‘Ministry’ means ‘service’, and ministry within the Presbyterian Church of Wales takes many forms. From conducting worship and administering the sacraments to chaplaincy and governing the local church.
The Ordained Ministry
There are around 35 ordained ministers in the Presbyterian Church of Wales. These men and women have received special training and have vowed to serve the Lord Jesus. Ministers are normally called to serve a pastorate (group of churches), where they take a leadership role and enable their churches to develop their spiritual life. Among their main duties is to lead worship and teaching and provide pastoral care. Ministers also take an active role in presbytery work and many are involved at Association and General Assembly level.
Ministers’ role also include:
Administering the sacraments – Holy Communion and baptism;
Preaching – in their own pastorate and elsewhere;
Conducting funerals and supporting the dying and bereaved;
Conducting weddings and helping the couple prepare for marriage.
The Voluntary Ministry
Since 2009, ministers can choose to serve the Church on a voluntary basis. Under the Presbytery’s control, retired ministers and ministers in other occupations can come to a flexible arrangement with a church or pastorate, whereby the minister voluntarily carries out some of a full-time minister’s duties.

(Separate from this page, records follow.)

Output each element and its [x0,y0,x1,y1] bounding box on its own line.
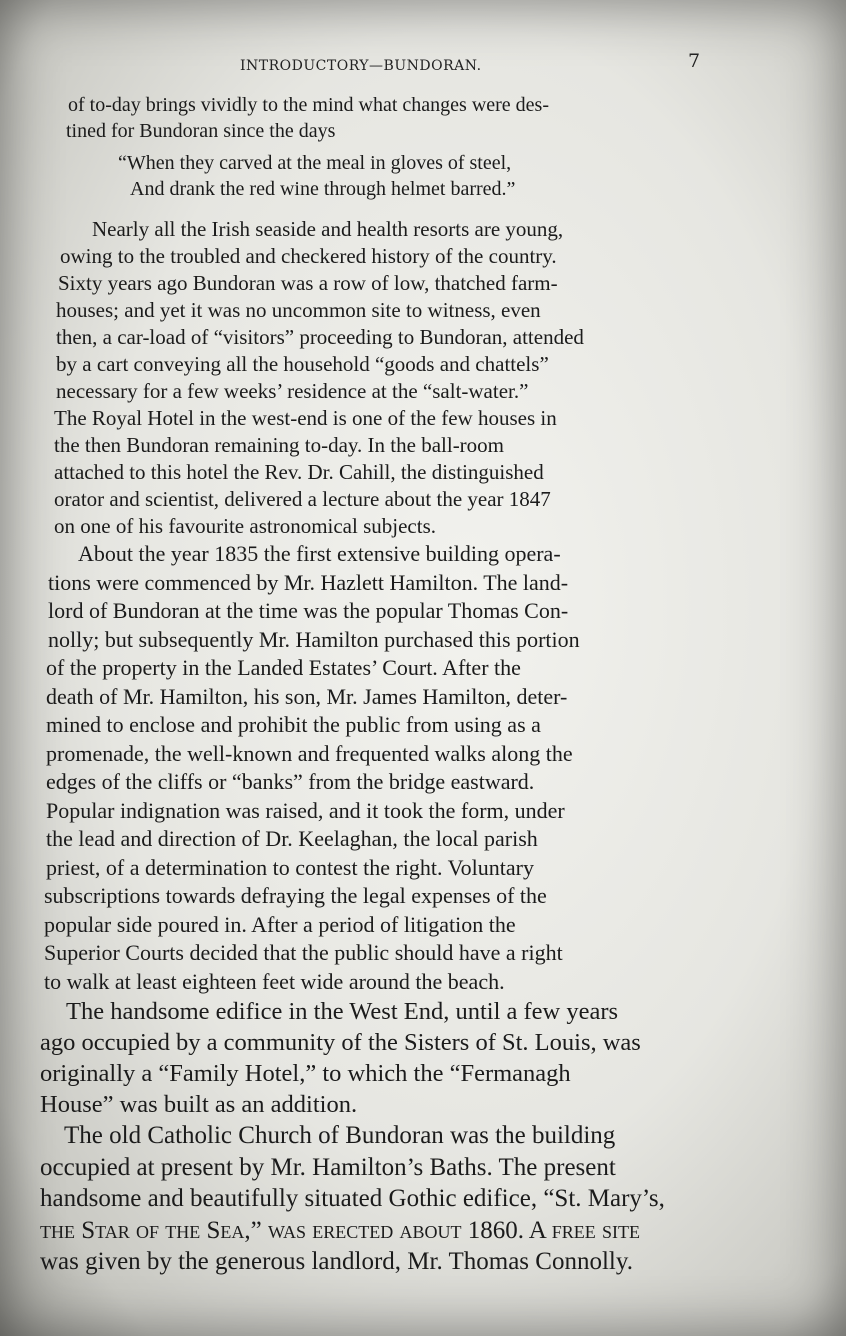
text-line: The old Catholic Church of Bundoran was the building [64,1122,616,1149]
text-line: the lead and direction of Dr. Keelaghan, the local parish [46,826,538,851]
text-line: occupied at present by Mr. Hamilton’s Baths. The present [40,1153,616,1181]
text-line: edges of the cliffs or “banks” from the bridge eastward. [46,769,535,794]
paragraph-west-end [40,996,780,1120]
text-line: Popular indignation was raised, and it took the form, under [46,797,565,823]
text-line: necessary for a few weeks’ residence at the “salt-water.” [56,379,529,403]
text-line: the Star of the Sea,” was erected about 1860. A free site [40,1216,640,1244]
running-head: INTRODUCTORY—BUNDORAN. [240,58,482,74]
text-line: The Royal Hotel in the west-end is one of the few houses in [54,406,557,430]
text-line: The handsome edifice in the West End, until a few years [66,998,619,1025]
text-line: ago occupied by a community of the Sisters of St. Louis, was [40,1029,641,1056]
text-line: tined for Bundoran since the days [66,120,336,142]
text-line: by a cart conveying all the household “goods and chattels” [56,352,549,376]
text-line: Sixty years ago Bundoran was a row of low, thatched farm- [58,271,558,295]
verse-line: “When they carved at the meal in gloves of steel, [118,152,512,174]
page-number: 7 [688,50,701,72]
text-line: owing to the troubled and checkered history of the country. [60,244,557,268]
text-line: orator and scientist, delivered a lecture about the year 1847 [54,487,551,511]
text-line: houses; and yet it was no uncommon site to witness, even [56,298,541,322]
text-line: About the year 1835 the first extensive building opera- [78,541,561,566]
text-line: priest, of a determination to contest the right. Voluntary [46,854,534,880]
paragraph-building [40,540,780,996]
intro-paragraph [40,92,780,144]
text-line: then, a car-load of “visitors” proceeding to Bundoran, attended [56,325,584,349]
body-text [40,92,780,1278]
text-line: House” was built as an addition. [40,1091,358,1118]
verse-line: And drank the red wine through helmet barred.” [130,178,516,200]
text-line: to walk at least eighteen feet wide around the beach. [44,968,505,994]
verse-quote [40,150,780,202]
text-line: Nearly all the Irish seaside and health resorts are young, [92,217,564,241]
text-line: mined to enclose and prohibit the public from using as a [46,712,541,737]
text-line: lord of Bundoran at the time was the popular Thomas Con- [48,598,569,623]
text-line: of the property in the Landed Estates’ Court. After the [46,655,521,680]
paragraph-resorts [40,216,780,540]
text-line: the then Bundoran remaining to-day. In the ball-room [54,433,505,457]
text-line: was given by the generous landlord, Mr. Thomas Connolly. [40,1248,633,1275]
text-line: nolly; but subsequently Mr. Hamilton purchased this portion [48,626,580,652]
paragraph-church [40,1120,780,1278]
text-line: of to-day brings vividly to the mind what changes were des- [68,94,549,116]
text-line: on one of his favourite astronomical subjects. [54,514,436,538]
text-line: originally a “Family Hotel,” to which the “Fermanagh [40,1060,571,1087]
text-line: death of Mr. Hamilton, his son, Mr. James Hamilton, deter- [46,683,568,709]
text-line: handsome and beautifully situated Gothic edifice, “St. Mary’s, [40,1185,665,1212]
text-line: popular side poured in. After a period of litigation the [44,911,516,937]
text-line: subscriptions towards defraying the legal expenses of the [44,883,547,908]
text-line: Superior Courts decided that the public should have a right [44,940,563,965]
text-line: tions were commenced by Mr. Hazlett Hamilton. The land- [48,569,569,595]
text-line: promenade, the well-known and frequented walks along the [46,740,573,766]
page-header [0,50,846,80]
text-line: attached to this hotel the Rev. Dr. Cahill, the distinguished [54,460,544,484]
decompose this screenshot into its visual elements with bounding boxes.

Elders are local church leaders who give their time voluntarily. They are elected by the congregation and remain an elder for life.
Elders play an important part in the Presbyterian Church of Wales’ ministry as they, along with the minister, are in charge of the spiritual and practical aspects of church life. Their duties include providing pastoral care and support, maintaining church property and representing their church at Presbytery. Many elders also preach and arrange worship and an increasing number is being trained to administer the sacraments. Elders are also active trustees of the local church (along with the minister and other officers who are not elders).